A l’époque, le gouvernement israélien tentait de faire venir des juifs français au motif qu’ils n’étaient pas en sécurité en France. Ceux qui venaient se rendaient rapidement compte de la relativité de la protection que pouvait leur apporter l’Etat hébreux. Derrière cette propagande, se cachait en fait une situation démographique alarmante. Les israéliens avaient une démographie poussive de pays développés alors que les Palestiniens avaient une démographie galopante de pays en voie de développement. Mathématiquement, la submersion des israéliens par les palestiniens était une menace tout à fait prévisible et le gouvernement essayait de l’endiguer par tous les moyens. Dans ce contexte plus qu’inquiétant, il y avait tout de même une lueur d’espoir venant des juifs ultra-orthodoxes qui faisaient beaucoup d’enfants et avaient une démographie comparable aux Palestiniens.
22 ans plus tard, comme on pouvait s’y attendre, Israël est devenu ultra-radicalisé et ses institutions, de moins en moins démocratiques. C’est aujourd’hui une terre promise qui serait un remake du livre de Josué, vouée à une extension géographique sans limite.
L’ex refuge pour les juifs du monde entier, attaqué de toutes part et qui ne survivait que par la possession de l’arme nucléaire et l’appui des Etats-Unis est devenu un agresseur qui devient un danger pour l’équilibre de la région.
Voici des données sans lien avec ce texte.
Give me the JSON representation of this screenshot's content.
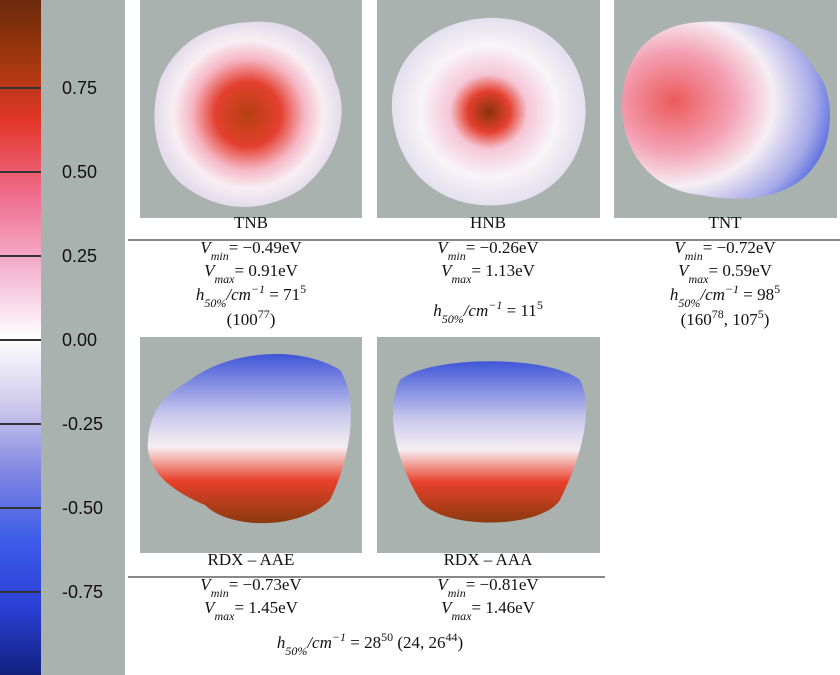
{
  "colorbar": {
    "ticks": [
      "0.75",
      "0.50",
      "0.25",
      "0.00",
      "-0.25",
      "-0.50",
      "-0.75"
    ]
  },
  "panels": [
    {
      "name": "TNB",
      "vmin": {
        "symbol": "V",
        "subscript": "min",
        "value": "= −0.49eV"
      },
      "vmax": {
        "symbol": "V",
        "subscript": "max",
        "value": "=  0.91eV"
      },
      "h50": {
        "symbol": "h",
        "subscript": "50%",
        "unit": "/cm",
        "unit_exp": "−1",
        "value": " = 71",
        "value_exp": "5"
      },
      "note": [
        {
          "text": "(100",
          "sup": "77"
        },
        {
          "text": ")"
        }
      ]
    },
    {
      "name": "HNB",
      "vmin": {
        "symbol": "V",
        "subscript": "min",
        "value": "= −0.26eV"
      },
      "vmax": {
        "symbol": "V",
        "subscript": "max",
        "value": "=  1.13eV"
      },
      "h50": {
        "symbol": "h",
        "subscript": "50%",
        "unit": "/cm",
        "unit_exp": "−1",
        "value": " = 11",
        "value_exp": "5"
      }
    },
    {
      "name": "TNT",
      "vmin": {
        "symbol": "V",
        "subscript": "min",
        "value": "= −0.72eV"
      },
      "vmax": {
        "symbol": "V",
        "subscript": "max",
        "value": "=  0.59eV"
      },
      "h50": {
        "symbol": "h",
        "subscript": "50%",
        "unit": "/cm",
        "unit_exp": "−1",
        "value": " = 98",
        "value_exp": "5"
      },
      "note": [
        {
          "text": "(160",
          "sup": "78"
        },
        {
          "text": ", 107",
          "sup": "5"
        },
        {
          "text": ")"
        }
      ]
    },
    {
      "name": "RDX – AAE",
      "vmin": {
        "symbol": "V",
        "subscript": "min",
        "value": "= −0.73eV"
      },
      "vmax": {
        "symbol": "V",
        "subscript": "max",
        "value": "=  1.45eV"
      }
    },
    {
      "name": "RDX – AAA",
      "vmin": {
        "symbol": "V",
        "subscript": "min",
        "value": "= −0.81eV"
      },
      "vmax": {
        "symbol": "V",
        "subscript": "max",
        "value": "=  1.46eV"
      }
    }
  ],
  "rdx_h50": {
    "symbol": "h",
    "subscript": "50%",
    "unit": "/cm",
    "unit_exp": "−1",
    "value": " = 28",
    "value_exp": "50",
    "note": [
      {
        "text": " (24, 26",
        "sup": "44"
      },
      {
        "text": ")"
      }
    ]
  }
}
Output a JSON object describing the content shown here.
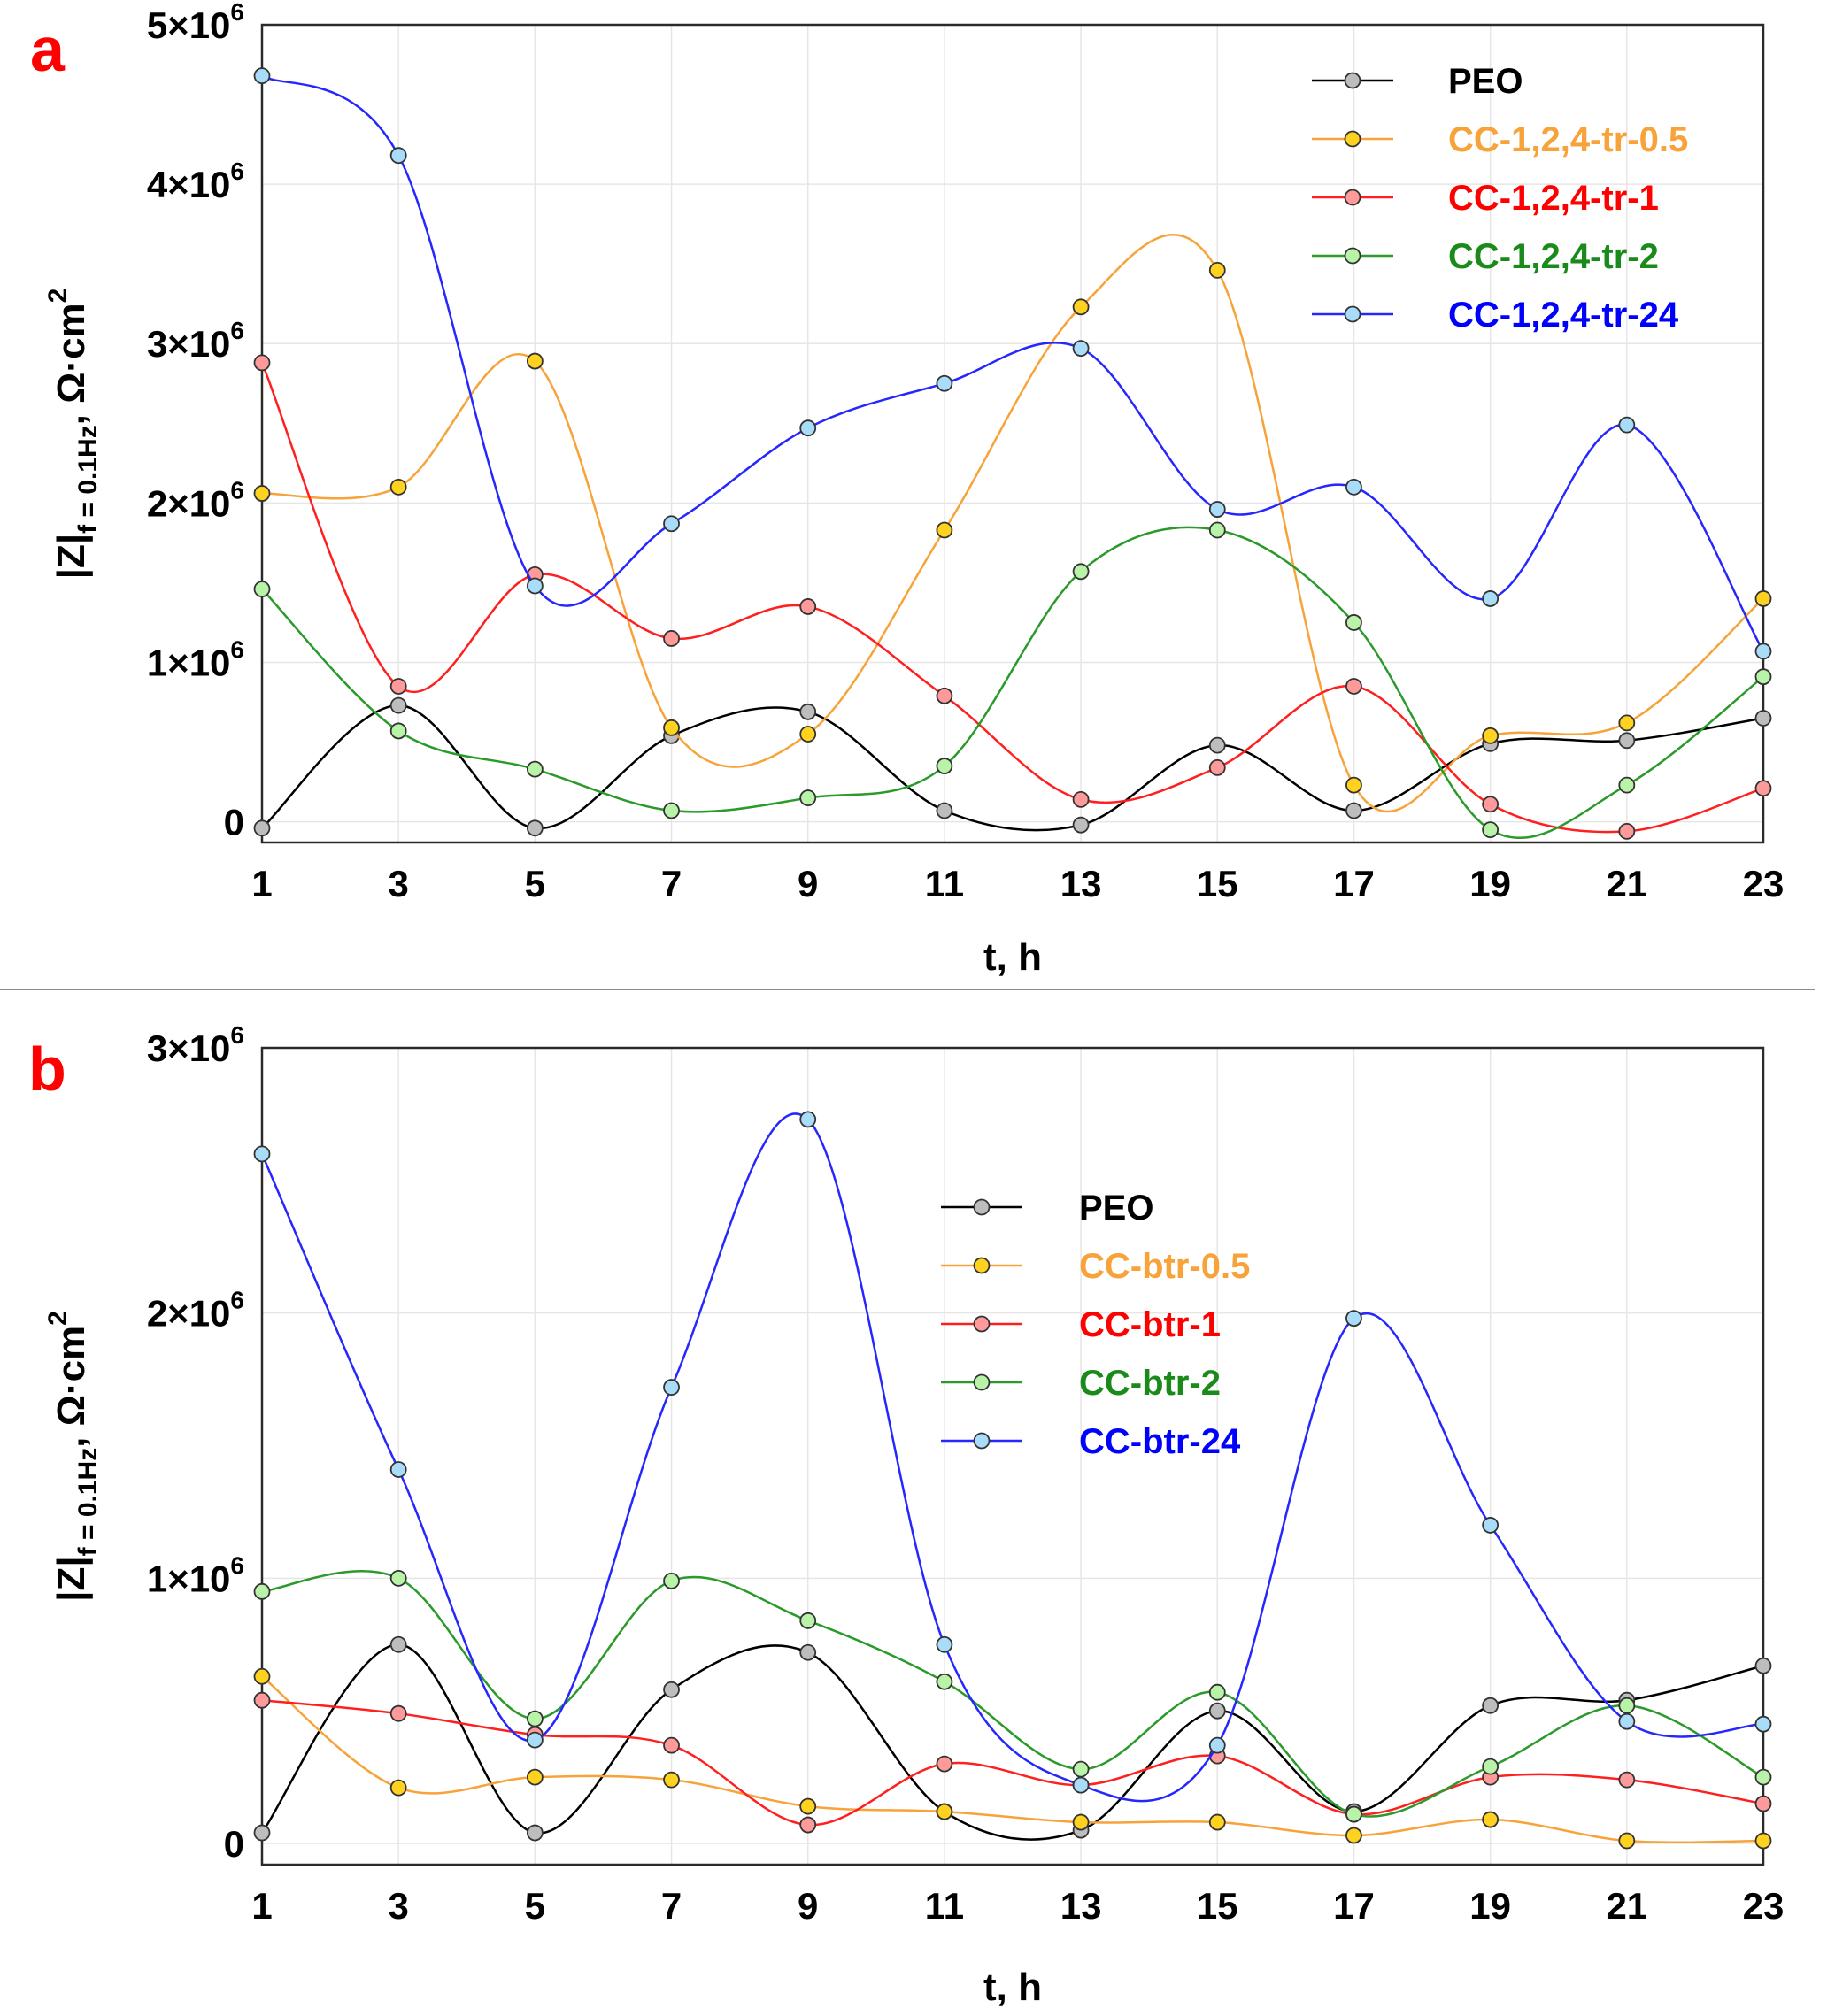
{
  "chart_data": [
    {
      "panel_label": "a",
      "type": "line",
      "smooth": true,
      "title": "",
      "xlabel": "t, h",
      "ylabel": "|Z|f = 0.1Hz, Ω·cm2",
      "ylabel_parts": {
        "main": "|Z|",
        "sub": "f = 0.1Hz",
        "unit": ", Ω·cm",
        "sup": "2"
      },
      "x": [
        1,
        3,
        5,
        7,
        9,
        11,
        13,
        15,
        17,
        19,
        21,
        23
      ],
      "xlim": [
        1,
        23
      ],
      "ylim": [
        -130000,
        5000000
      ],
      "yticks": [
        0,
        1000000,
        2000000,
        3000000,
        4000000,
        5000000
      ],
      "ytick_labels": [
        {
          "base": "0",
          "exp": ""
        },
        {
          "base": "1×10",
          "exp": "6"
        },
        {
          "base": "2×10",
          "exp": "6"
        },
        {
          "base": "3×10",
          "exp": "6"
        },
        {
          "base": "4×10",
          "exp": "6"
        },
        {
          "base": "5×10",
          "exp": "6"
        }
      ],
      "grid": true,
      "legend_position": "top-right",
      "series": [
        {
          "name": "PEO",
          "line_color": "#000000",
          "marker_color": "#bdbdbd",
          "text_color": "#000000",
          "values": [
            -40000,
            730000,
            -40000,
            540000,
            690000,
            70000,
            -20000,
            480000,
            70000,
            490000,
            510000,
            650000
          ]
        },
        {
          "name": "CC-1,2,4-tr-0.5",
          "line_color": "#f7a33a",
          "marker_color": "#ffd21f",
          "text_color": "#f7a33a",
          "values": [
            2060000,
            2100000,
            2890000,
            590000,
            550000,
            1830000,
            3230000,
            3460000,
            230000,
            540000,
            620000,
            1400000
          ]
        },
        {
          "name": "CC-1,2,4-tr-1",
          "line_color": "#ff1f1f",
          "marker_color": "#ff9a9a",
          "text_color": "#ff0000",
          "values": [
            2880000,
            850000,
            1550000,
            1150000,
            1350000,
            790000,
            140000,
            340000,
            850000,
            110000,
            -60000,
            210000
          ]
        },
        {
          "name": "CC-1,2,4-tr-2",
          "line_color": "#2a9a2a",
          "marker_color": "#b8f3a8",
          "text_color": "#1a8a1a",
          "values": [
            1460000,
            570000,
            330000,
            70000,
            150000,
            350000,
            1570000,
            1830000,
            1250000,
            -50000,
            230000,
            910000
          ]
        },
        {
          "name": "CC-1,2,4-tr-24",
          "line_color": "#2626ff",
          "marker_color": "#a8dcf8",
          "text_color": "#0000ff",
          "values": [
            4680000,
            4180000,
            1480000,
            1870000,
            2470000,
            2750000,
            2970000,
            1960000,
            2100000,
            1400000,
            2490000,
            1070000
          ]
        }
      ]
    },
    {
      "panel_label": "b",
      "type": "line",
      "smooth": true,
      "title": "",
      "xlabel": "t, h",
      "ylabel": "|Z|f = 0.1Hz, Ω·cm2",
      "ylabel_parts": {
        "main": "|Z|",
        "sub": "f = 0.1Hz",
        "unit": ", Ω·cm",
        "sup": "2"
      },
      "x": [
        1,
        3,
        5,
        7,
        9,
        11,
        13,
        15,
        17,
        19,
        21,
        23
      ],
      "xlim": [
        1,
        23
      ],
      "ylim": [
        -80000,
        3000000
      ],
      "yticks": [
        0,
        1000000,
        2000000,
        3000000
      ],
      "ytick_labels": [
        {
          "base": "0",
          "exp": ""
        },
        {
          "base": "1×10",
          "exp": "6"
        },
        {
          "base": "2×10",
          "exp": "6"
        },
        {
          "base": "3×10",
          "exp": "6"
        }
      ],
      "grid": true,
      "legend_position": "top-center",
      "series": [
        {
          "name": "PEO",
          "line_color": "#000000",
          "marker_color": "#bdbdbd",
          "text_color": "#000000",
          "values": [
            40000,
            750000,
            40000,
            580000,
            720000,
            120000,
            50000,
            500000,
            120000,
            520000,
            540000,
            670000
          ]
        },
        {
          "name": "CC-btr-0.5",
          "line_color": "#f7a33a",
          "marker_color": "#ffd21f",
          "text_color": "#f7a33a",
          "values": [
            630000,
            210000,
            250000,
            240000,
            140000,
            120000,
            80000,
            80000,
            30000,
            90000,
            10000,
            10000
          ]
        },
        {
          "name": "CC-btr-1",
          "line_color": "#ff1f1f",
          "marker_color": "#ff9a9a",
          "text_color": "#ff0000",
          "values": [
            540000,
            490000,
            410000,
            370000,
            70000,
            300000,
            220000,
            330000,
            110000,
            250000,
            240000,
            150000
          ]
        },
        {
          "name": "CC-btr-2",
          "line_color": "#2a9a2a",
          "marker_color": "#b8f3a8",
          "text_color": "#1a8a1a",
          "values": [
            950000,
            1000000,
            470000,
            990000,
            840000,
            610000,
            280000,
            570000,
            110000,
            290000,
            520000,
            250000
          ]
        },
        {
          "name": "CC-btr-24",
          "line_color": "#2626ff",
          "marker_color": "#a8dcf8",
          "text_color": "#0000ff",
          "values": [
            2600000,
            1410000,
            390000,
            1720000,
            2730000,
            750000,
            220000,
            370000,
            1980000,
            1200000,
            460000,
            450000
          ]
        }
      ]
    }
  ]
}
Comme on pouvait aussi s’y attendre, Netanyahou a aujourd’hui une fois de plus entraîné dans sa soif de domination régionale, son allié de toujours.
A la fin de la deuxième guerre mondiale, lorsque les bombes atomiques sont tombées au Japon, le monde n’était pas aussi interconnecté qu’il l’est aujourd’hui. Je ne sais pas s’il est encore possible de faire exploser une bombe atomique sur la planète sans se porter de préjudice. En tout cas, cela semble peu probable pour une puissance comme les Etats-Unis omniprésente sur tous les continents. En l’occurrence, le détroit d’Ormuz est apparu comme une arme au moins aussi efficace que n’importe quelle bombe atomique et n’a tué personne. Certes, les Iraniens n’ont pas la bombe atomique et le prétexte de l’engagement israélo-américain était de les empêcher de l’avoir mais on se demande bien à quoi cela aurait pu leur servir puisqu’ils peuvent faire mieux en bloquant le détroit d’Ormuz.
On verra ce soir puisque Trump promet l’enfer à l’Iran mais on est un peu lassé par ses invectives de catcheur et j’ai des doutes.
Mon avis est qu’à vouloir trop s’étendre, Israël risque de disparaître. La force nucléaire et les Etats-Unis ne suffisent plus. Israël doit figer ses frontières et trouver des accords avec ses voisins. Il n’y a pas d’autre alternative, il faut refermer le livre de Josué.